Social Architectural Projects
The concept of “social architecture” is not only a public architectural projects within the general urban development plan. Today around the world there is the growing popularity of so-called projects for people, ie socially useful projects in various fields, including architecture and design.
People-Friendly: Social Architectural Projects
Social pool in the Mojave Desert in California
We chose three striking examples of social architecture and design, which does not only benefit the people, but also inspire for the similar good deeds.
Social pool in the desert
Architect Alfredo Barsuglia established an outdoor pool for public use on a small plot of land in a remote part of the Mojave Desert in California. The pool is quite far from the city. The reason is to make visitors apply physical effort for getting there, who would eventually receive a reward for their work as a small piece of paradise among the barren, dry desert.
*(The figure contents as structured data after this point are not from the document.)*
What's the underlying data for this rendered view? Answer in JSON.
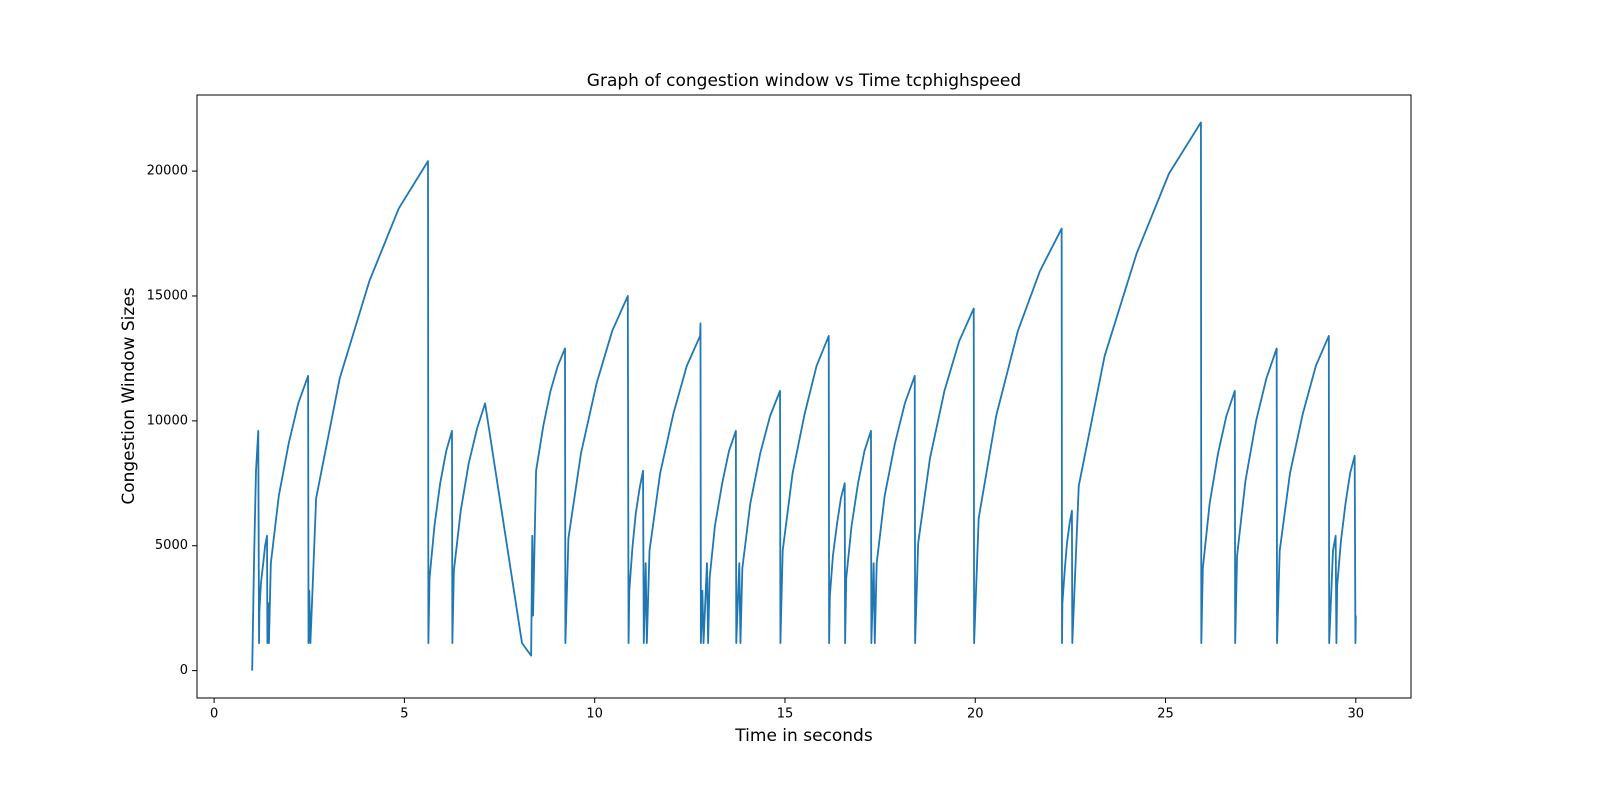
{
  "chart_data": {
    "type": "line",
    "title": "Graph of congestion window vs Time tcphighspeed",
    "x_label": "Time in seconds",
    "y_label": "Congestion Window Sizes",
    "color": "#1f77b4",
    "xlim": [
      -0.45,
      31.45
    ],
    "ylim": [
      -1097,
      23047
    ],
    "xticks": [
      0,
      5,
      10,
      15,
      20,
      25,
      30
    ],
    "yticks": [
      0,
      5000,
      10000,
      15000,
      20000
    ],
    "x": [
      1.0,
      1.05,
      1.1,
      1.16,
      1.18,
      1.19,
      1.23,
      1.29,
      1.34,
      1.39,
      1.4,
      1.42,
      1.44,
      1.49,
      1.7,
      1.96,
      2.21,
      2.47,
      2.48,
      2.5,
      2.53,
      2.68,
      3.3,
      4.08,
      4.85,
      5.62,
      5.63,
      5.66,
      5.79,
      5.94,
      6.1,
      6.25,
      6.26,
      6.3,
      6.48,
      6.69,
      6.91,
      7.12,
      8.09,
      8.33,
      8.36,
      8.38,
      8.46,
      8.65,
      8.84,
      9.03,
      9.22,
      9.23,
      9.31,
      9.64,
      10.05,
      10.46,
      10.87,
      10.89,
      10.91,
      10.99,
      11.08,
      11.18,
      11.27,
      11.29,
      11.34,
      11.37,
      11.44,
      11.72,
      12.07,
      12.42,
      12.77,
      12.78,
      12.79,
      12.83,
      12.86,
      12.95,
      12.98,
      13.02,
      13.16,
      13.35,
      13.53,
      13.71,
      13.72,
      13.8,
      13.83,
      13.88,
      14.09,
      14.35,
      14.61,
      14.87,
      14.88,
      14.94,
      15.2,
      15.52,
      15.83,
      16.15,
      16.16,
      16.18,
      16.26,
      16.37,
      16.47,
      16.57,
      16.58,
      16.61,
      16.75,
      16.92,
      17.09,
      17.26,
      17.27,
      17.33,
      17.36,
      17.41,
      17.62,
      17.89,
      18.15,
      18.41,
      18.42,
      18.5,
      18.81,
      19.19,
      19.58,
      19.96,
      19.97,
      20.09,
      20.55,
      21.12,
      21.7,
      22.27,
      22.28,
      22.29,
      22.35,
      22.41,
      22.48,
      22.54,
      22.55,
      22.72,
      23.4,
      24.24,
      25.09,
      25.93,
      25.94,
      25.98,
      26.16,
      26.38,
      26.6,
      26.82,
      26.83,
      26.88,
      27.1,
      27.38,
      27.65,
      27.92,
      27.93,
      28.0,
      28.27,
      28.61,
      28.95,
      29.29,
      29.3,
      29.4,
      29.47,
      29.49,
      29.51,
      29.61,
      29.73,
      29.85,
      29.97,
      29.99,
      30.0
    ],
    "values": [
      0,
      4500,
      8000,
      9600,
      1100,
      2400,
      3500,
      4300,
      5000,
      5400,
      1100,
      2700,
      1100,
      4300,
      7000,
      9100,
      10700,
      11800,
      1100,
      3200,
      1100,
      6900,
      11700,
      15600,
      18500,
      20400,
      1100,
      3700,
      5800,
      7500,
      8800,
      9600,
      1100,
      4000,
      6400,
      8300,
      9700,
      10700,
      1100,
      600,
      5400,
      2200,
      8000,
      9800,
      11200,
      12200,
      12900,
      1100,
      5300,
      8700,
      11500,
      13600,
      15000,
      1100,
      3200,
      4900,
      6300,
      7300,
      8000,
      1100,
      4300,
      1100,
      4800,
      7900,
      10300,
      12200,
      13400,
      13900,
      1100,
      3200,
      1100,
      4300,
      1100,
      3700,
      5800,
      7500,
      8800,
      9600,
      1100,
      4300,
      1100,
      4100,
      6700,
      8700,
      10200,
      11200,
      1100,
      4800,
      7900,
      10300,
      12200,
      13400,
      1100,
      3000,
      4600,
      5900,
      6900,
      7500,
      1100,
      3700,
      5800,
      7500,
      8800,
      9600,
      1100,
      4300,
      1100,
      4300,
      7000,
      9100,
      10700,
      11800,
      1100,
      5100,
      8500,
      11200,
      13200,
      14500,
      1100,
      6100,
      10200,
      13600,
      16000,
      17700,
      1100,
      2700,
      4000,
      5100,
      5900,
      6400,
      1100,
      7400,
      12600,
      16700,
      19900,
      21950,
      1100,
      4100,
      6700,
      8700,
      10200,
      11200,
      1100,
      4600,
      7600,
      10000,
      11700,
      12900,
      1100,
      4800,
      7900,
      10300,
      12200,
      13400,
      1100,
      4800,
      5400,
      1100,
      3400,
      5200,
      6700,
      7900,
      8600,
      1100,
      2200
    ]
  }
}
The intention of the architect says that people will have a little time to reflect on the values and social realities of life on their way to the social pool.
House made of billboards
During recent decades the problem of increasing the number of homeless people is attracting attention. The search for solutions has become a daunting task for many professionals, including architects who develop ambitious projects to solve this social problem.
One of these projects was The Gregory project, devised by experts from the Slovakian studio Designdevelop, which offers the best option to ensure housing for homeless people through the use of billboards, placed along the roads.
Installation and subsequent renting of billboards is quite costly, and this project enhances their functionality, transforming the interior space in residential areas.
In addition, the amount expended by the electricity needed for lighting billboards at night, will be enough to illuminate the interior space of this small home.
Creative restrooms in Japan
Hiroshima authorities held a competition for the best design of public restrooms, which later would become the subject of mass production and traditional element of the city. The winner was the project Hiroshima Park Restrooms, developed by the Japanese Bureau of Future Studios, headed by architect Bunsen Ogawa.
Creative structures resemble origami and have triangular roof, which indicates to the North. With this addition to its main function the urban utilitarian restrooms became original arrows of compass for orientation across Hiroshima.